Baby Talk

Read about being a mother of 12 as our resident 'Supermom' shares her wise parenting advice.

A different kind of voice

I know plenty of people who refuse, on principal, to speak baby talk to their babies. All I can tell you is that I have 12 children, and I never once considered that baby talk might be somehow injurious to my children's ability to learn proper language skills. In fact, it just seemed natural to adopt a different kind of voice for the little ones.

That's why I was pleased to see a study on the subject by researchers at Carnegie Mellon University in Pittsburgh, where psychologist Erik Thiessen found that infant-directed baby talk helps babies learn to speak faster than hearing normal adult speech. Thiessen and his team of researchers had 8 month old babies listen to fluent speech made up of nonsense words, then assessed how many words they had learned after less than two minutes. The infants who heard the nonsense words spoken with the exaggerated cadence typical of baby talk learned language faster than those who heard normal adult speech spoken in more of a monotone.

It's something that adults have always done with babies and if we stop to think about it, it makes a lot of sense to use infant directed (ID) speech. ID is slower, has longer pauses, is spoken in a higher frequency, has more variation in pitch, simplified sentence structure and contains repeated intonations. Of course this is helping our young'uns to learn to speak! ID is tailor made for teaching language.

The natural way to teach babies

In fact, when an adult wants to learn a foreign language, he will be more successful when there is repetition, variation in pitch, simplified sentence structure. He'll catch on faster when he is spoken to at a slower rate and with more pauses. Doing what comes naturally is the natural way to teach babies or adults to learn a language.

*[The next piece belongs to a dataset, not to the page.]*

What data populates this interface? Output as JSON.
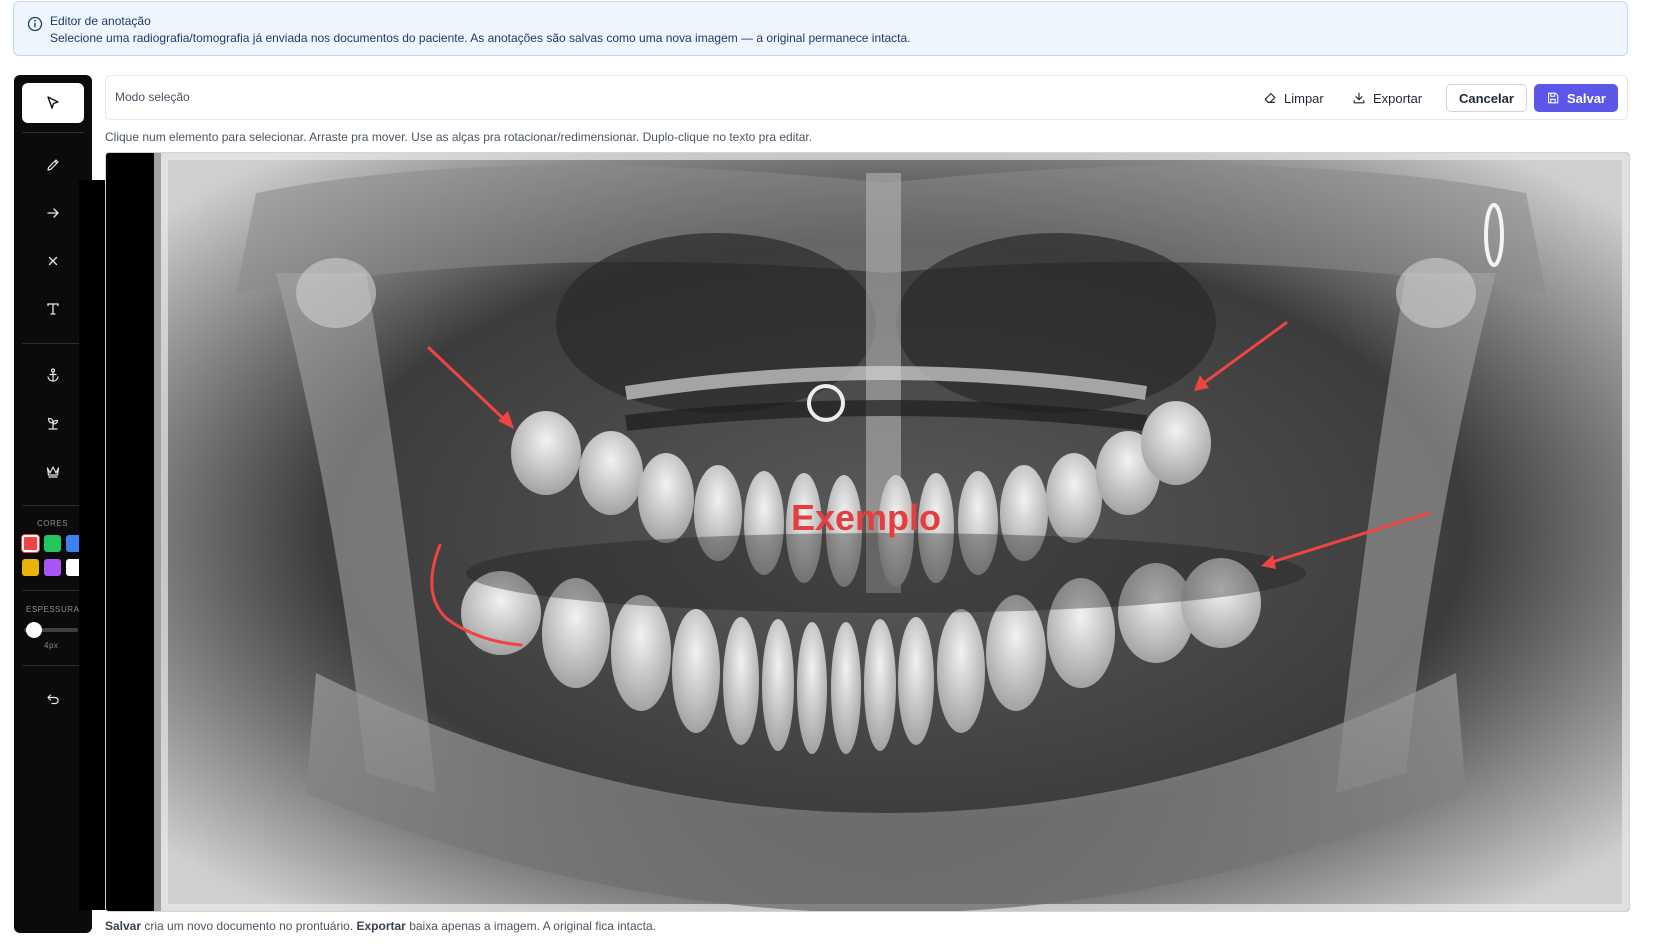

The nature of baby talk is such that it breaks up sentences into parts, helping babies to understand where syllables, words, and sentences start and end. This is called segmentation. When we speak to our babies in ID we are teaching them all about the structure of spoken language.

We knew it all along

But some researchers are focusing on other aspects of baby talk. One study suggests that baby talk is part of the emotional bonding process. Of course, we knew this already, without having to resort to fancy experiments. Saying, "Goo goo, ga ga," makes a baby's mouth melt into a smile. We knew that all along.